Von der Leyen’s Assessment of the Situation

"At present, the physical security of supply of the European Union is assured. But the increase of fossil fuel prices is already weighing on our economy," von der Leyen said.

She said the EU's bill for oil and gas imports had increased by 6 billion euros during the Iran conflict, which began on February 28.

Secure Supplies, High Prices

Support for Industries and Market Adjustments

Seeking to lower total energy costs for end users, Von der Leyen said the EU would allow more state aid to industries when high carbon prices inflate power bills.

Brussels will also propose adjustments to a reserve regulating the supply of emissions permits in the EU carbon market to help "keep prices in check in the short term", she said in the letter, seen by Reuters.

Changes to Carbon Permits and Decarbonisation Plans

Other measures include changes in rules on free carbon permits, the letter said.
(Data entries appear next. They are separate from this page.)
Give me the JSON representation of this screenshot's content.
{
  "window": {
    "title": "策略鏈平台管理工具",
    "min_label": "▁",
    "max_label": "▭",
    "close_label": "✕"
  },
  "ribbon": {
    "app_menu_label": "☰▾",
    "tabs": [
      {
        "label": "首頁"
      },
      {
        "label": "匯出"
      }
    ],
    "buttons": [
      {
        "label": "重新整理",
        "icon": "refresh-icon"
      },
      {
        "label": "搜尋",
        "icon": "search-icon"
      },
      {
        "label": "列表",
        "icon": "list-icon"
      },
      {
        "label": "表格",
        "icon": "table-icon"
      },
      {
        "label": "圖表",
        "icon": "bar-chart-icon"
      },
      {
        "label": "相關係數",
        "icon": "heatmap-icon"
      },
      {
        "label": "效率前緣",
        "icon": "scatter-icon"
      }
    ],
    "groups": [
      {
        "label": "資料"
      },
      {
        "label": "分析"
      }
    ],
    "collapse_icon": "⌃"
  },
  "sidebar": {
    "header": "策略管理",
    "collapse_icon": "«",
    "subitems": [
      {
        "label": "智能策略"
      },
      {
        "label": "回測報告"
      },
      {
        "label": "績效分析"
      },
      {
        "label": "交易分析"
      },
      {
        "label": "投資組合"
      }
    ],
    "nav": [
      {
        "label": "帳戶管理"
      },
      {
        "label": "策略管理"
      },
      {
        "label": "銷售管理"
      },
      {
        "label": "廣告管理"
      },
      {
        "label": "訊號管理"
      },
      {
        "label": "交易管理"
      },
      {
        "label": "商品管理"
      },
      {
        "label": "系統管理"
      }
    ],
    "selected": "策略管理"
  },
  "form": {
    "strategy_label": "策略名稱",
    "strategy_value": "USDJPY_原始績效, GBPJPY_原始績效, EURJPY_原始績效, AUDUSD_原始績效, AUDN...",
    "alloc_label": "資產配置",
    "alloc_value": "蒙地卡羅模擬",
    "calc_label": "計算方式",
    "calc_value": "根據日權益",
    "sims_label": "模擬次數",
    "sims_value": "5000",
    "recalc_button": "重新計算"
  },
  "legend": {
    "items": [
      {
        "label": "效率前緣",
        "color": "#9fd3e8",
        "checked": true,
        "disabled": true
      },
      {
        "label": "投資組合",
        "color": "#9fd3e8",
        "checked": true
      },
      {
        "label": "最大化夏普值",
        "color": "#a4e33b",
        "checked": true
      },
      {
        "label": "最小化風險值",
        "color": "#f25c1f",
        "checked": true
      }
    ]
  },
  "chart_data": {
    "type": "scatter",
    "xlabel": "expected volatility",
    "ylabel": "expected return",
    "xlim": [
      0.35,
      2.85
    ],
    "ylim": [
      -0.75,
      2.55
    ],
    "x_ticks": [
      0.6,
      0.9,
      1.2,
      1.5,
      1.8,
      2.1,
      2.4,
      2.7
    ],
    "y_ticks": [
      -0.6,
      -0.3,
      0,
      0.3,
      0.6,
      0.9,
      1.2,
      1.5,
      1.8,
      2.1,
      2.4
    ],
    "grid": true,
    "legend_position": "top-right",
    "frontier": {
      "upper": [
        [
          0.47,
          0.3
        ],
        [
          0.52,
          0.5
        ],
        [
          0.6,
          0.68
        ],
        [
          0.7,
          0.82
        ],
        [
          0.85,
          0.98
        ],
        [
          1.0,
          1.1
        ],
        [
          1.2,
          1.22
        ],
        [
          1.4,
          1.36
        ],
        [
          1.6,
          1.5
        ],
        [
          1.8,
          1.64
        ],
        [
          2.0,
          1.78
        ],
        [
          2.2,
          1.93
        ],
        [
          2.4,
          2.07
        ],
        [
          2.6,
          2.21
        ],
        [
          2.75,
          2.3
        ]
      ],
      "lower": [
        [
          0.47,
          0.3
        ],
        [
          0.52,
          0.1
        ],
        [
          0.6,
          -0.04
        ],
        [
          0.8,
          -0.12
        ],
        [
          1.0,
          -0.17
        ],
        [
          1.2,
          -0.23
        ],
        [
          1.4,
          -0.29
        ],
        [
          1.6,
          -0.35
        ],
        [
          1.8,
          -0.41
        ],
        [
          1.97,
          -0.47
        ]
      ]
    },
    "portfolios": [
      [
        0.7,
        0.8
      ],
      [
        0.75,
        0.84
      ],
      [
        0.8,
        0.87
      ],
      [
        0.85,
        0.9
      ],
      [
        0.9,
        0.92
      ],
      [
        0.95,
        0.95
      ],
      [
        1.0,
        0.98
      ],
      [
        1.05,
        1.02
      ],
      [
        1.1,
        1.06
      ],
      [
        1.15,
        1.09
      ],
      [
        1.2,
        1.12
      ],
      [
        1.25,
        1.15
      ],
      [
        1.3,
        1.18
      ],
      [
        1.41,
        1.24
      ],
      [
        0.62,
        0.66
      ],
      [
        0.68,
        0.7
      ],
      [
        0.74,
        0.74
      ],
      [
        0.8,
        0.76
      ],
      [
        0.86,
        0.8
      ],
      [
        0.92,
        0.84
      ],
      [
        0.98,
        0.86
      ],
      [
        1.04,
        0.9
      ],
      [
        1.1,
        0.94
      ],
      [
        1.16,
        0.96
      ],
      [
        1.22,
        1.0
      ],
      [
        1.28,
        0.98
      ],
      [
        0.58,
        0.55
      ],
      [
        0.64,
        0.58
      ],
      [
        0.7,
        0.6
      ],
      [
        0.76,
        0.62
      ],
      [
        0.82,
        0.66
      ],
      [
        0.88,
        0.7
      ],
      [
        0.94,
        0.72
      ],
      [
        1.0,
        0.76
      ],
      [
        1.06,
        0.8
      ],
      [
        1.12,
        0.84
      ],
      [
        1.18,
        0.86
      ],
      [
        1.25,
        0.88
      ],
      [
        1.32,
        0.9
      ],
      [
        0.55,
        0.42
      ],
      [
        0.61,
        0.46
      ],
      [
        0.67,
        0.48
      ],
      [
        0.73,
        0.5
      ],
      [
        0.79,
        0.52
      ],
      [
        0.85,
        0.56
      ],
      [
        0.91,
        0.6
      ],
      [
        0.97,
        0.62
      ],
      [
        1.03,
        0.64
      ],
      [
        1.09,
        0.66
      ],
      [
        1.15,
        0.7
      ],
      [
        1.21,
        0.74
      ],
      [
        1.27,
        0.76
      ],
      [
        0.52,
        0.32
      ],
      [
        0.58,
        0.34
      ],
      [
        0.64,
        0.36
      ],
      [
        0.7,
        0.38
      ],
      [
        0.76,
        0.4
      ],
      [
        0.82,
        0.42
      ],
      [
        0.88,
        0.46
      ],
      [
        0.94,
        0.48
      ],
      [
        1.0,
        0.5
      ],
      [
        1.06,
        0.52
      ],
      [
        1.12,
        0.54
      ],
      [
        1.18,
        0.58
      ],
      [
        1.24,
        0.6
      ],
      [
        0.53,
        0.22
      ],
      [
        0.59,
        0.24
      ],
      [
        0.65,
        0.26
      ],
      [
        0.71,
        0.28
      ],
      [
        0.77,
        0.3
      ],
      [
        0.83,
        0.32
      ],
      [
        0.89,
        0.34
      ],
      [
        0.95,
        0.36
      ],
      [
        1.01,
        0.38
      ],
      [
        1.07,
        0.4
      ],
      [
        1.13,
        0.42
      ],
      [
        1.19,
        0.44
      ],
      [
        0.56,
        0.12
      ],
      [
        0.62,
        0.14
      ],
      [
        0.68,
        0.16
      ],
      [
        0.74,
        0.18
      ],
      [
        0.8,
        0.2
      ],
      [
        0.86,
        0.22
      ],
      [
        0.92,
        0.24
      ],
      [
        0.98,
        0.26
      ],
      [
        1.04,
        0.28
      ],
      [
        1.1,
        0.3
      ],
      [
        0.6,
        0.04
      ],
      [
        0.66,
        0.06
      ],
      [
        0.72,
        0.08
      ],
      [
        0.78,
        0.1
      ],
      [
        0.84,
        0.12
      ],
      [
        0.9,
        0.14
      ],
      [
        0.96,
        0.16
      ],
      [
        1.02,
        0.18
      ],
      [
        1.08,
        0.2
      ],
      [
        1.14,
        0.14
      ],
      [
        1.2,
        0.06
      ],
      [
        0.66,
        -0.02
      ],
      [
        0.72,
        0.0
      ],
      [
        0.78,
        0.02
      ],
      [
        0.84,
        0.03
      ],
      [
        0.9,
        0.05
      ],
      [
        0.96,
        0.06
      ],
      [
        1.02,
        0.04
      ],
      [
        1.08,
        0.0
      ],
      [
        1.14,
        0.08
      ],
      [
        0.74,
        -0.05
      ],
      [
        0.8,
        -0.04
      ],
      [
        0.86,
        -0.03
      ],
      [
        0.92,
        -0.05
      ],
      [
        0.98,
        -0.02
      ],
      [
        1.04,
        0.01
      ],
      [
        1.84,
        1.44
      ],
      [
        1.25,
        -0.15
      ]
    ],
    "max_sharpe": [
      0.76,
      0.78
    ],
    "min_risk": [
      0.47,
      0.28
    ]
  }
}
Some industries have urged Brussels not to restrict these permits as quickly as planned under climate policies.

Von der Leyen also suggested Brussels will moderate the planned tightening of permit supply over time in the emissions trading system. An upcoming proposal to revise the ETS will "set out a more realistic decarbonisation trajectory beyond 2030," the letter said.

Pressure on Governments

Rising Gas Prices and Policy Debates

European benchmark gas prices have increased by more than 50% since the Iran war began last month.

The EU proposals walk a tightrope between calls from governments including Italy to suspend the EU carbon market - which is the EU's main tool for reducing planet-heating CO2 emissions - to curb energy bills, and those like Sweden and the Netherlands who oppose weakening it.

"The market and the investors need stability, so we cannot from one day to another suspend the rules," Poland's energy Secretary of State Wojciech Wrochna said at an EU energy ministers' meeting on Monday.

Concerns Over National Aid and Economic Inequality

Some officials and analysts have expressed doubt that the EU can find quick fixes, and warned that more national aid would risk widening inequalities between wealthy and poorer EU countries.

Of the more than 500 billion euros ($571 billion) EU governments spent on support measures during the 2022 energy crisis, 158 billion euros came from Europe's biggest economy, Germany, according to the think-tank Bruegel.

($1 = 0.8760 euros)

(Reporting by Kate Abnett and Alexander Chituc; additional reporting by Charlotte Van Campenhout, Sudip Kar-Gupta, Susanna Twidale, Miranda Murray, Makini Brice; Editing by Elaine Hardcastle, Barbara Lewis and Cynthia Osterman)

Key Takeaways

  • European benchmark gas prices have surged by 50–60% since the Iran war began, with Europe losing an estimated €1.4 billion in the first week alone due to higher costs and Europe’s low gas storage levels heightening vulnerability to supply shocks
  • The European Commission is preparing emergency measures including tax cuts for consumers and industries, revising the EU Emissions Trading System by July 2026, and potentially capping gas prices, while also exploring releasing oil stockpiles to stabilize markets
  • Longer‑term strategy emphasizes accelerating deployment of renewables, nuclear, grid interconnectivity, and clean energy infrastructure to reduce dependence on volatile fossil‑fuel imports

References

Frequently Asked Questions

Why are energy costs rising in the EU?
Energy costs are rising due to surging oil and gas prices triggered by the Iran war, which disrupted supply routes and markets.
What emergency measures is the EU considering to curb energy bills?
The EU is considering state support for industries, tax cuts, capping gas prices, and changes to the carbon market to ease price pressures.
How does the closure of the Strait of Hormuz affect the EU energy market?
The closure has disrupted LNG trade and oil supply, significantly impacting European energy prices due to reliance on imports.
What are the challenges of implementing a single EU solution for high energy prices?
Different national energy mixes, taxes, and subsidy capacities make it difficult to find one solution that fits all EU countries.
What long-term solution is the EU planning for energy independence?
The EU aims to scale up local clean energy production from renewables and nuclear to reduce reliance on volatile fossil fuel imports.